PRÉFACE.
L’ouvrage que j’offre aujourd’hui au public a été composé sur les notes et documents que j’ai recueillis dans mes voyages à Madagascar et aux îles avoisinantes.
Dans mes rapports avec un grand nombre de géographes français et étrangers, j’ai acquis la conviction que les ouvrages publiés depuis le commencement de ce siècle sur l’île de Madagascar n’en donnent que des notions fort imparfaites, pour ne pas dire erronées. Je n’en excepterai pas la compilation du révérend W. Ellis. Quoique intitulé
Histoire de Madagascar,
ce livre n’est, en réalité, qu’une relation des essais infructueux tentés par la Société des Missions de Londres pour établir le christianisme dans cette île. Le désir de se justifier de n’avoir pas réussi dans ses projets a, plus que tout autre sentiment, donné lieu à cette publication. Je m’abstiendrai de porter un jugement sur le mérite littéraire de ce livre ; mais je puis dire qu’il ne traite guère que d’une seule province, celle des Hovas, et qu’un grand nombre de faits, dont j’ai été le témoin oculaire, m’ont paru y être défigurés par l’esprit de fanatisme religieux.

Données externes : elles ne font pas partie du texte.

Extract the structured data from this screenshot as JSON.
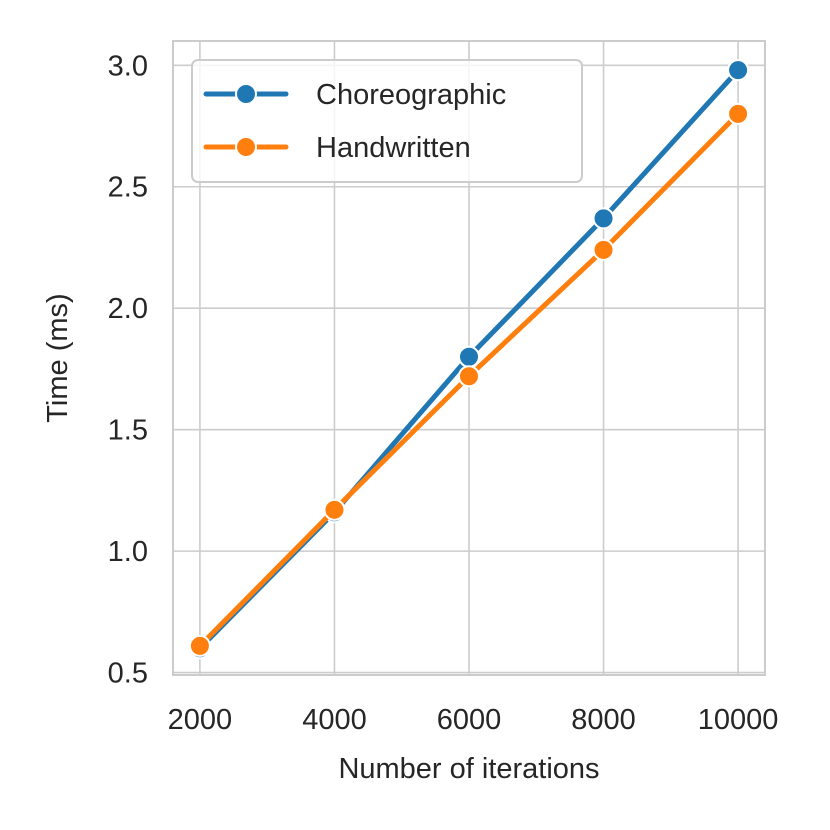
{
  "chart_data": {
    "type": "line",
    "title": "",
    "xlabel": "Number of iterations",
    "ylabel": "Time (ms)",
    "x": [
      2000,
      4000,
      6000,
      8000,
      10000
    ],
    "x_tick_labels": [
      "2000",
      "4000",
      "6000",
      "8000",
      "10000"
    ],
    "y_ticks": [
      0.5,
      1.0,
      1.5,
      2.0,
      2.5,
      3.0
    ],
    "y_tick_labels": [
      "0.5",
      "1.0",
      "1.5",
      "2.0",
      "2.5",
      "3.0"
    ],
    "xlim": [
      1600,
      10400
    ],
    "ylim": [
      0.49,
      3.1
    ],
    "grid": true,
    "legend_position": "top-left",
    "series": [
      {
        "name": "Choreographic",
        "color": "#1f77b4",
        "values": [
          0.6,
          1.16,
          1.8,
          2.37,
          2.98
        ]
      },
      {
        "name": "Handwritten",
        "color": "#ff7f0e",
        "values": [
          0.61,
          1.17,
          1.72,
          2.24,
          2.8
        ]
      }
    ]
  }
}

Ces considérations me portent à espérer que mon ouvrage sera favorablement accueilli du public.
Mon séjour à Madagascar, aux îles Comores et à la côte orientale d’Afrique, a été de huit années.
J’ai vécu au milieu des Malgaches plutôt en Malgache qu’en Européen ; revêtu du costume national, armé de la zagaïe, j’ai partagé les fatigues de leurs guerres et de leurs grandes chasses ; étendu sur la natte, dans leurs cases hospitalières, j’ai écouté leurs poétiques histoires et les chants mélancoliques de leurs ménestrels ; enfin, j’ai accepté le surnom de Lava-lef (grande zagaïe) qu’ils m’ont donné d’une voix unanime, à cause de mon ardeur à poursuivre le sanglier dans leurs antiques forêts et dans leurs immenses savanes.
De retour dans ma patrie, il était de mon devoir de faire part à mes compatriotes des connaissances locales que j’avais acquises, le plus souvent au milieu des dangers et des souffrances, afin que mon expérience ne fût pas perdue pour ceux qui seraient tentés de parcourir les mêmes contrées, soit dans un but scientifique, soit dans un but commercial.
Plusieurs savants ont encouragé la publication de mes voyages.
L’érudit et respectable académicien M.
Eyriès, dont les travaux ont tant contribué à répandre le goût de la géographie, m’a honoré d’une bienveillance pour laquelle je le prie de recevoir ici l’expression de ma vive reconnaissance.
Sur la recommandation de M.
Mignet, directeur des archives du ministère des affaires étrangères, M.
Barbier du Bocage, géographe du même ministère et conservateur du Dépôt des cartes et plans, m’a ouvert avec une obligeance extrême l’entrée de cette riche collection, où les savants de toutes les nations ont maintefois puisé des documents de la plus grande importance.
M.
d’Avezac, dont les ouvrages, récemment publiés par la Société de Géographie, sont connus de tous les véritables amis de la science, m’a rendu des services qui m’ont été précieux et dont je garderai toujours le souvenir.
J’ai reçu également de M.
Daussy, ingénieur hydrographe en chef et conservateur-adjoint au dépôt de la marine, des marques d’intérêt dont je lui suis très reconnaissant.
Je n’oublierai pas non plus l’assistance éclairée que j’ai trouvée en M.
Eugène de Froberville. Ce jeune écrivain, dont les recherches se sont spécialement dirigées vers la géographie et l’ethnographie de Madagascar, a bien voulu associer son nom au mien, et résumer rapidement l’histoire, si peu connue, de cette intéressante contrée.